Overexpression of Oncogenic KRAS G12V in Human Stem and Progenitor Cells Enhances Proliferation and Initiates Monocytic Differentiation Via Intrinsic and Extrinsic Pathways.

Abstract 3975

Poster Board III-911

In human hematopoietic malignancies, Ras mutations are frequently present in monocytic and T-cell leukemias. In this study we investigated KRAS G12V-induced phenotypes in human stem and progenitor cells and identified signal transduction pathways that are involved. Using a retroviral expression system, KRAS G12V was introduced to human CD34+ cord blood (CB) cells and proliferation, differentiation and stem cell/progenitor frequencies were evaluated. Overexpression of constitutively active KRAS G12V induced a strong increase in cell expansion over 5-fold in MS5 bone marrow stromal cocultures as well as in cytokine-driven liquid cultures, which coincided with increased early cobblestone formation and induction of monocytic differentiation. Erythroid progenitors were greatly reduced by introduction of KRAS G12V and Q-PCR analysis revealed that expression of PU.1 was increased in conjunction with reduced GATA1 expression in KRAS G12V cells. Progenitor frequencies were increased 6-fold in KRAS-transduced cells within 1 week after plating on MS5. By week three progenitors were exhausted and KRAS-transduced cells were terminally differentiated into monocytes/macrophages. These results were in line with the strong reduction in LTC-IC frequencies at week 5, indicating that also the stem cell pool was exhausted. Intriguingly, when KRAS G12V-transduced cells were cocultured with non-transduced CB CD34+ cells, we observed that the non-transduced cells also displayed a strong growth advantage, coinciding with enhanced early cobblestone formation. Furthermore, the addition of conditioned medium from KRAS G12V-transduced cells grown on MS5 to non-transduced CB cells induced a strong growth advantage and formation of early CAFCs. These observations indicate that, besides intrinsic pathways, secreted factor(s) play an important role in the phenotypes induced by KRAS G12V in human CB CD34+ cells. Current studies include mass-spectroscopy analysis of the secretome of KRAS G12V-transduced CB CD34+ cells to identify the factor(s) that are involved.

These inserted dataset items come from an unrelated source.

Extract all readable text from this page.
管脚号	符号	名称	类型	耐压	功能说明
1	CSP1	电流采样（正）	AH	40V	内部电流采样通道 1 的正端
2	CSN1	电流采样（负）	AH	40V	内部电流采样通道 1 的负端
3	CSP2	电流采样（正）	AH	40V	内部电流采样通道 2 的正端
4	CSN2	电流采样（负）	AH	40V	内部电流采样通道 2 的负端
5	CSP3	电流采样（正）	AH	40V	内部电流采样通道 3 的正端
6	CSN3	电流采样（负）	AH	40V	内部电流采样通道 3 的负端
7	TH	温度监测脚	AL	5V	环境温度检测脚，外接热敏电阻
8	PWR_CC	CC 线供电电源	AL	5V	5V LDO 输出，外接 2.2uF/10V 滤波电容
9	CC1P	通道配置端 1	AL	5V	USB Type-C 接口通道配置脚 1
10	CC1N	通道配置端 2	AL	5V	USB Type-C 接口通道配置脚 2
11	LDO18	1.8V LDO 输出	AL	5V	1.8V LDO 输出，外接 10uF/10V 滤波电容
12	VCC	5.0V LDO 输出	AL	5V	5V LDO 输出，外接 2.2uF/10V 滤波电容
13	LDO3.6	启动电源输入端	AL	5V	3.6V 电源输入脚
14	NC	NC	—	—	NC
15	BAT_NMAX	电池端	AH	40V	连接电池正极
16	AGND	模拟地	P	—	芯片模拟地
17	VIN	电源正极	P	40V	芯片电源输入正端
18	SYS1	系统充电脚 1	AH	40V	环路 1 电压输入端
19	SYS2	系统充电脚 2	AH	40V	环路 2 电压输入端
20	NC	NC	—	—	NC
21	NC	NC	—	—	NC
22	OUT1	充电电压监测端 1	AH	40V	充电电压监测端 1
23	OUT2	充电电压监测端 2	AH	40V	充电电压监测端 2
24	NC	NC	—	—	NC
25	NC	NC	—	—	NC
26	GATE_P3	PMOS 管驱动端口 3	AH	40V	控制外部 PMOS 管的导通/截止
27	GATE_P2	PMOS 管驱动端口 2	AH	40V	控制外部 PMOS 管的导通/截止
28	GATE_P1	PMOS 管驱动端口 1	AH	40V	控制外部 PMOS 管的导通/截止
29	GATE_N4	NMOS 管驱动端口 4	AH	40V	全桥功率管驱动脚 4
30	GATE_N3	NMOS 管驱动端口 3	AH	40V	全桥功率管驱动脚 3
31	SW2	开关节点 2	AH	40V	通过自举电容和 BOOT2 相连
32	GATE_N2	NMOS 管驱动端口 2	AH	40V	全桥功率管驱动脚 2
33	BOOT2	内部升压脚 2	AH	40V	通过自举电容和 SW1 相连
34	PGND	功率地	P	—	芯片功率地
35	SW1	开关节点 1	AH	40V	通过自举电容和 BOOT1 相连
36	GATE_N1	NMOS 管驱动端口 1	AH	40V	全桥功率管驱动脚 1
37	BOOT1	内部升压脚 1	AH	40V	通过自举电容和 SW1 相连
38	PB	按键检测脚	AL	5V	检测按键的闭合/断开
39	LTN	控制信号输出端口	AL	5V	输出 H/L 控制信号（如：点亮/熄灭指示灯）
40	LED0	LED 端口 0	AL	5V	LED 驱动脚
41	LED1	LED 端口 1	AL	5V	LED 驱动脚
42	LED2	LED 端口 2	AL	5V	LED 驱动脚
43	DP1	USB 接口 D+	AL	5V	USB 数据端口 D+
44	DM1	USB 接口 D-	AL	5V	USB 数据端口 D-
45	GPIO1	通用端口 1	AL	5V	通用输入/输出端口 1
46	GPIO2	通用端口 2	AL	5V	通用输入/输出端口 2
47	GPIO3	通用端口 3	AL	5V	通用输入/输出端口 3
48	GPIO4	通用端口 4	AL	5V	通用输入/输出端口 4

In order to elucidate signal transduction pathways that mediate KRAS G12V-induced phenotypes, Western-blot analysis was performed. These experiments revealed an increase in phospho-ERK1/2, phospho-p38 and phospho- STAT5 (Y694) levels in KRAS-transduced cells, whereas phospho-JNK was not induced and phospho-C/EBPa (S21) levels were slightly reduced. Induction of STAT5 Y649 phosphorylation by KRAS G12V was confirmed by intracellular phosphoFACS analysis, whereby both in HSCs as well as in more committed MPPs KRAS-induced phosphorylation of STAT5 was observed. KRAS-transduced cells did not show GM-CSF hypersensitivity in any measured cell population upon activation. Inhibition of the ERK/MAPK pathway using the MEK inhibitor U0126 resulted in strongly reduced expansion in MS5 cocultures, whereby both intrinsically induced proliferation as well as proliferation induced via secreted factor(s) were impaired. KRAS G12V-induced monocytic differentiation was not significantly affected by MEK inhibition. While inhibition of the JNK pathway hardly affected proliferation and differentiation of KRAS G12V cells, inhibition of the p38 pathway using SB203580 inhibitor impaired both proliferation and differentiation. When KRAS G12V-transduced cells were cocultured with non-transduced CB CD34+ cells, inhibition of p38 predominantly affected the transduced cells but not the non-transduced cells, suggesting that the p38 pathway particularly mediates intrinsic phenotypes imposed by KRAS G12V.

In conclusion, we show that overexpression of oncogenic KRAS G12V in human CD34+ cells enhances proliferation and initiates monocytic differentiation via intrinsic and extrinsic pathways.